Thérèse Raquin (Marcel Carné / France, 1953):

"There's nothing romantic in love." Lyon, gray as ash, the ideal purgatory for the doleful orphan (Simone Signoret) saddled with wispy husband (Jacques Duby) and tyrannical mother-in-law (Sylvie). No passion for board games but plenty for the beefy trucker (Raf Vallone) who hails from Italy with traces of Ossessione, their illicit first kiss is witnessed by a slit-eyed black cat. "I only know how to do sad things," she confesses at the deserted ballroom, this new ardor is "a seizure." The break is far from clean, the husband is pushed out of the night express and the locomotive bears down on the camera in a fateful frontal image.
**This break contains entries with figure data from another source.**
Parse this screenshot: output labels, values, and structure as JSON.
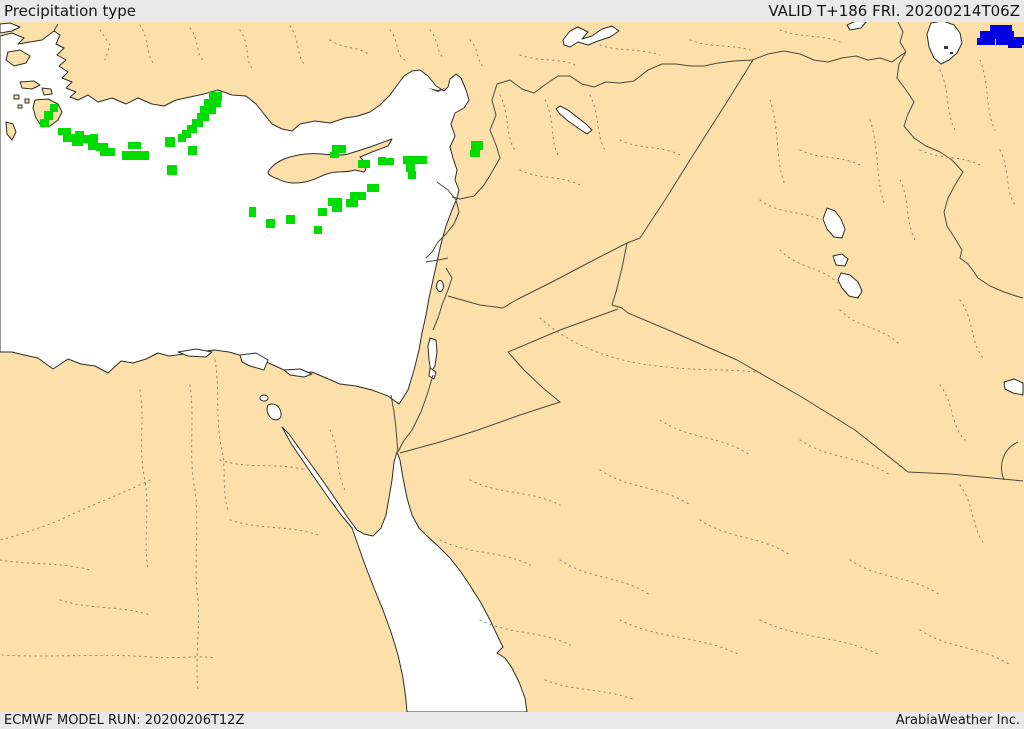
{
  "header": {
    "title": "Precipitation type",
    "valid_time": "VALID T+186 FRI. 20200214T06Z"
  },
  "footer": {
    "model_run": "ECMWF MODEL RUN: 20200206T12Z",
    "credit": "ArabiaWeather Inc."
  },
  "map": {
    "region": "Eastern Mediterranean and Middle East",
    "colors": {
      "land": "#fcdfa9",
      "sea": "#ffffff",
      "coastline": "#2d2d28",
      "country_border": "#4c4a3e",
      "admin_border": "#8d8569",
      "precip_green": "#00dc00",
      "precip_blue": "#0000e0",
      "bar_background": "#e9e9e9",
      "bar_text": "#141414"
    },
    "precipitation": {
      "green_cells": [
        [
          50,
          104,
          8,
          8
        ],
        [
          44,
          111,
          9,
          9
        ],
        [
          40,
          119,
          9,
          8
        ],
        [
          58,
          128,
          13,
          7
        ],
        [
          63,
          134,
          13,
          8
        ],
        [
          75,
          131,
          9,
          8
        ],
        [
          72,
          138,
          11,
          8
        ],
        [
          82,
          135,
          8,
          8
        ],
        [
          90,
          134,
          8,
          8
        ],
        [
          88,
          141,
          10,
          9
        ],
        [
          96,
          143,
          12,
          8
        ],
        [
          100,
          150,
          8,
          6
        ],
        [
          107,
          148,
          8,
          8
        ],
        [
          128,
          142,
          13,
          7
        ],
        [
          122,
          151,
          13,
          9
        ],
        [
          134,
          151,
          15,
          9
        ],
        [
          165,
          137,
          10,
          10
        ],
        [
          167,
          165,
          10,
          10
        ],
        [
          188,
          146,
          9,
          9
        ],
        [
          209,
          92,
          13,
          9
        ],
        [
          212,
          99,
          9,
          8
        ],
        [
          204,
          99,
          9,
          8
        ],
        [
          208,
          106,
          8,
          8
        ],
        [
          200,
          106,
          9,
          8
        ],
        [
          197,
          113,
          12,
          8
        ],
        [
          192,
          119,
          11,
          8
        ],
        [
          187,
          125,
          10,
          8
        ],
        [
          182,
          130,
          9,
          8
        ],
        [
          178,
          134,
          8,
          8
        ],
        [
          332,
          145,
          14,
          8
        ],
        [
          330,
          152,
          9,
          6
        ],
        [
          358,
          160,
          12,
          8
        ],
        [
          378,
          157,
          8,
          8
        ],
        [
          386,
          158,
          8,
          7
        ],
        [
          403,
          156,
          24,
          8
        ],
        [
          406,
          163,
          9,
          9
        ],
        [
          408,
          171,
          8,
          8
        ],
        [
          367,
          184,
          12,
          8
        ],
        [
          350,
          192,
          16,
          8
        ],
        [
          346,
          199,
          12,
          8
        ],
        [
          328,
          198,
          14,
          8
        ],
        [
          332,
          205,
          10,
          7
        ],
        [
          318,
          208,
          9,
          8
        ],
        [
          314,
          226,
          8,
          8
        ],
        [
          286,
          215,
          9,
          9
        ],
        [
          266,
          219,
          9,
          9
        ],
        [
          249,
          207,
          7,
          10
        ],
        [
          471,
          141,
          12,
          9
        ],
        [
          470,
          150,
          10,
          7
        ]
      ],
      "blue_cells": [
        [
          990,
          25,
          22,
          8
        ],
        [
          980,
          31,
          34,
          8
        ],
        [
          977,
          38,
          18,
          7
        ],
        [
          996,
          37,
          28,
          8
        ],
        [
          1008,
          44,
          14,
          4
        ]
      ]
    }
  }
}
Guilt and suspicion fray the clandestine couple: "He's heavier dead than alive." Filming Zola, Marcel Carné registers the shadow of film noir since Le Jour se Lève. (Double Indemnity and The Postman Always Rings Twice are visible, so is Day of Wrath.) Unsettled by doubt, the lovers are half-silhouetted against an iron gate with the distant cityscape dotted with lights. "If love has wings, so do the police." The matriarch is stricken upon news of her boy's demise, and funnels all her paralyzed fury into a glare as fearsome as Medusa's. Hitchcock's Blackmail is meanwhile adduced in the former soldat (Roland Lesaffre) who hopes to end a lifetime of lousy luck with a sideline of extortion. (The mangled body on the tracks gives way to the squalid Paris flat, the would-be witness hatches the idea while shaving and wipes the cream off the blade on the newspaper headline.) A relief from the ponderous fatalism of the protagonists, the rotter gladly flaunts his amorality until he's flattened by a barreling load of irony. "I've seen ships sunk, towns burned, pals killed, so what's one corpse more or less to me?" Clouzot carries Signoret along for the cold burlesque of Diabolique. Cinematography by Roger Hubert. With Marcel André, Paul Frankeur, and Maria Pia Casilio. In black and white.